Essay on Mary Shelly’s Frankenstein
Mary Shelly’s Frankenstein narrates a story about a scientist, Victor Frankenstein, and his creation of a monster set apart from all worldly creatures. Frankenstein’s creation parallels Milton’s Paradise Lost and God’s creation of life; Victor Frankenstein is symbolic of God and the monster is symbolic of Satan. The parallel emphasizes the moral limitations of mankind through Victor Frankenstein and the disjunction and correlation with Paradise Lost. Shelly links the two stories together through Victor’s creation of the monster and his “fall” from humanity, intertwining an intricate web of allusions through her characters’ insatiable desires for knowledge.

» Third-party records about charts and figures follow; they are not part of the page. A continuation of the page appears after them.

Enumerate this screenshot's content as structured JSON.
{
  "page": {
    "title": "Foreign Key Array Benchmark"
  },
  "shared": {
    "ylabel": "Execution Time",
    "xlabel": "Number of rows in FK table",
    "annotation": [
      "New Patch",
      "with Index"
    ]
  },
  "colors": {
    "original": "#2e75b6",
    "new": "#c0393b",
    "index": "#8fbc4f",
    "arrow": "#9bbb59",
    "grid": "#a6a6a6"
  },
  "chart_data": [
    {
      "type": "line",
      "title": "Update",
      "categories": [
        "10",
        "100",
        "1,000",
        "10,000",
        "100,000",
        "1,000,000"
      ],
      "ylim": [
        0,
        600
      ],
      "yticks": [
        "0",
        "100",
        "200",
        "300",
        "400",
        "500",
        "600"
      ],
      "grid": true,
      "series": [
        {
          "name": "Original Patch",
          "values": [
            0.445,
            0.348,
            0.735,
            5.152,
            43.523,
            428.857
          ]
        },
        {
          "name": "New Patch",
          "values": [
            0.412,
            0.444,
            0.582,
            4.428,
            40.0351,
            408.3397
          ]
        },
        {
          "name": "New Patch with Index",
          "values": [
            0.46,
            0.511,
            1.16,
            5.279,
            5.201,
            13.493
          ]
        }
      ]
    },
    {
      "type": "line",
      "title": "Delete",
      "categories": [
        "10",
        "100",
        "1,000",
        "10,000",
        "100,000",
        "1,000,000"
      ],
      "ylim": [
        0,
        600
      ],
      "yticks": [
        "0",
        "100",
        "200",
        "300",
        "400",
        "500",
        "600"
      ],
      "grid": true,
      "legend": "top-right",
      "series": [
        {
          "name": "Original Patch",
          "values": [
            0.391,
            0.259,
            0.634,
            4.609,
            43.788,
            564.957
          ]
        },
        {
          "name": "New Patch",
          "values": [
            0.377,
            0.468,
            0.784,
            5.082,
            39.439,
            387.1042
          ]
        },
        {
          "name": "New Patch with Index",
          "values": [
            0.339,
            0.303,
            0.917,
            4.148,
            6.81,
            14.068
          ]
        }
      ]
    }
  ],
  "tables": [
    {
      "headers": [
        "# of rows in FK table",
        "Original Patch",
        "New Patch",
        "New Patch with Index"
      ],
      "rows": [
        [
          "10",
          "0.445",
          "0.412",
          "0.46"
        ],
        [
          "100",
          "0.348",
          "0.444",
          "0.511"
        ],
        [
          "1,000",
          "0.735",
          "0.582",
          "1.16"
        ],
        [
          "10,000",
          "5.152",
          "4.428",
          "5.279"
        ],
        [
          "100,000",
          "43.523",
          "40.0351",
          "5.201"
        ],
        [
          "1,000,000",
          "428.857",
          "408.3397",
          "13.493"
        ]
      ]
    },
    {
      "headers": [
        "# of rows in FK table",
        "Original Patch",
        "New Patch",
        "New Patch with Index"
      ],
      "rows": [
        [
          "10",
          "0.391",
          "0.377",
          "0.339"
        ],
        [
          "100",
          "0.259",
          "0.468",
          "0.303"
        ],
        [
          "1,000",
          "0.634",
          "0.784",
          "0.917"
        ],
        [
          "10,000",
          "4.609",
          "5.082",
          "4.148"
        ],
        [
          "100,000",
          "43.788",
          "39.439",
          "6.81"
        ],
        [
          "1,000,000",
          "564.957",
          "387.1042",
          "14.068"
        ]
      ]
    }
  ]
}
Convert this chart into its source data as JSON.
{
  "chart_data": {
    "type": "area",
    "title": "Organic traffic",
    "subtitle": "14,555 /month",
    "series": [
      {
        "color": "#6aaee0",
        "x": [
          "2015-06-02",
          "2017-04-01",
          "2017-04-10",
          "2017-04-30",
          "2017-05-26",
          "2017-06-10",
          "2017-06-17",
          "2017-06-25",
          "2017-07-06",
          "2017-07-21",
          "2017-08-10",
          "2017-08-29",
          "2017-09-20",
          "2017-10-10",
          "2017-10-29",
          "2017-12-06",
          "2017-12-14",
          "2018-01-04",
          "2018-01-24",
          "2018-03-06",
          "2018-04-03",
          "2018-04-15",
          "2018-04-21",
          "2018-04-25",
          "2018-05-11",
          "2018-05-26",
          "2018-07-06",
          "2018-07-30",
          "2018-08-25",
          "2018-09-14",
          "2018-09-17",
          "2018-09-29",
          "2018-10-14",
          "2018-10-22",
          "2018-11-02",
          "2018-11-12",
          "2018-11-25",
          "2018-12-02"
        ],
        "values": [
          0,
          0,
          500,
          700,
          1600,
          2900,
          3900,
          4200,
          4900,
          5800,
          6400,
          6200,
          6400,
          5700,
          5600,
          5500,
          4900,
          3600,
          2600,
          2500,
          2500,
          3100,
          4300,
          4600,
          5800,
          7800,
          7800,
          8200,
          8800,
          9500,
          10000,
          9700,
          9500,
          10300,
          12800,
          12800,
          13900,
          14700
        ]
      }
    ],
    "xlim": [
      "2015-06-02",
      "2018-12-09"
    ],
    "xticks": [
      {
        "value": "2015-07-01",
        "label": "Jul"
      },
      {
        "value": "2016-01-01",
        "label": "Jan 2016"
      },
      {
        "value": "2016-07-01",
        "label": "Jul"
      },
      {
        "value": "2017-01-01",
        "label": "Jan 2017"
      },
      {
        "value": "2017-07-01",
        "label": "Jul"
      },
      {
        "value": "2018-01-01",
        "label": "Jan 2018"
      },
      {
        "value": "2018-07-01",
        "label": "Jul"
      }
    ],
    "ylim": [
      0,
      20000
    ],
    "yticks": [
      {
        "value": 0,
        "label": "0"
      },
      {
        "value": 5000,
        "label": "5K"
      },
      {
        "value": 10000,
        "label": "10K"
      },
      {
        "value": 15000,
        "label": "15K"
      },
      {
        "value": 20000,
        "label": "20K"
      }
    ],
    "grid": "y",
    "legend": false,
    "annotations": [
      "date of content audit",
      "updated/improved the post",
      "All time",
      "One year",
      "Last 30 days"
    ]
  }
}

Although Frankenstein begins his studies innocently, his quest for forbidden knowledge makes him, too, experience a fall from grace. When Frankenstein oversteps the boundaries of appropriate science and refuses to name his son as his own, he becomes the cruel master of someone he sees as satanic. At the same time, his Creature sees Frankenstein the way Satan sees God: a tyrant rightly deserving destruction. As Satan cannot distinguish between justice and revenge, so Frankenstein’s monster feels that he has no choice but to exact vengeance on an unjust creator.
It is Satan and the monster who initially invoke the reader’s compassion, as the monster seems of a benevolent nature as he watched the ‘beloved’ De Lacy family and took ‘pleasure’ in aiding their labors. He also shows altruistic behavior in saving a drowning girl, and lighting a fire to warm his creator, making him possibly more sympathetic than Frankenstein, who forgot his family in his aspirations to ‘become greater than his nature will allow.’ The monster states, after reading Paradise Lost and other literature he has found after eating the metaphorical apple, that ‘sorrow only increased with knowledge’, as he became aware from the De Lacey’s, of such things as love and acceptance that he came to long for. His good intent could also be interpreted on his hearing Saphie play music that he found ‘so entrancingly beautiful that they at once drew tears of sorrow and of delight from my eyes.’ Satan’s ruin also came from his pursuit of knowledge, leading both ‘men’ to their exile from the people they seek acceptance from. As the monster lives in a hut, we are reminded that he doesn’t only live outside physically, but emotionally as he is a mere voyeur of family life while watching the De Lacys, and this social exclusion is to blame for his murderous behavior, again relating to Satan who was excluded by his creator. We could again relate this to Satan who is looking for the earth and is also ‘racked with deep despair,’ as are Shelley’s characters. In Frankenstein, the monster is forced into evil by man’s unkindness toward him. It is different in Paradise Lost, Satan is ruined by his rejection to worship God.
The monster had no choice but to become evil, where Satan did. In the end, however, they are both deemed, horrible creatures. Frankenstein also resembles God, as he created his own version of Adam, and the monster that he constantly refers to as ‘fiend’ and ‘devil’ reminds him; ‘You, my creator, abhor me..’ his plea resounds through the humanity of every reader who has ever felt alone or incomplete, but these feelings, however, are to be changed as the monster commits heinous crimes against the humanity he once ‘longed for,’ and on his final rejection he cries; ‘oh, earth…the mildness of my nature had fled, and all within me was turned to bitterness and gall.’ This is when the role of God is transferred from Frankenstein and to the monster who will now decide his fate.
Mary Shelley intertwines an intricate web of allusions through her characters’ insatiable desires for knowledge. Both the actions of Frankenstein, as well as his creature allude to John Milton’s poem Paradise Lost. Shelley influences the characterization of Victor and the Creature so that these characters represent Satan’s, as well as their own, challenge to figures of religious authority. Victor’s dabbling in affairs reserved for God alone and seeking a forbidden knowledge creates the moral downfall of both characters. Furthermore, Shelley’s allusions illuminate the ambiguity with which Milton represents Satan’s opposition to God’s power.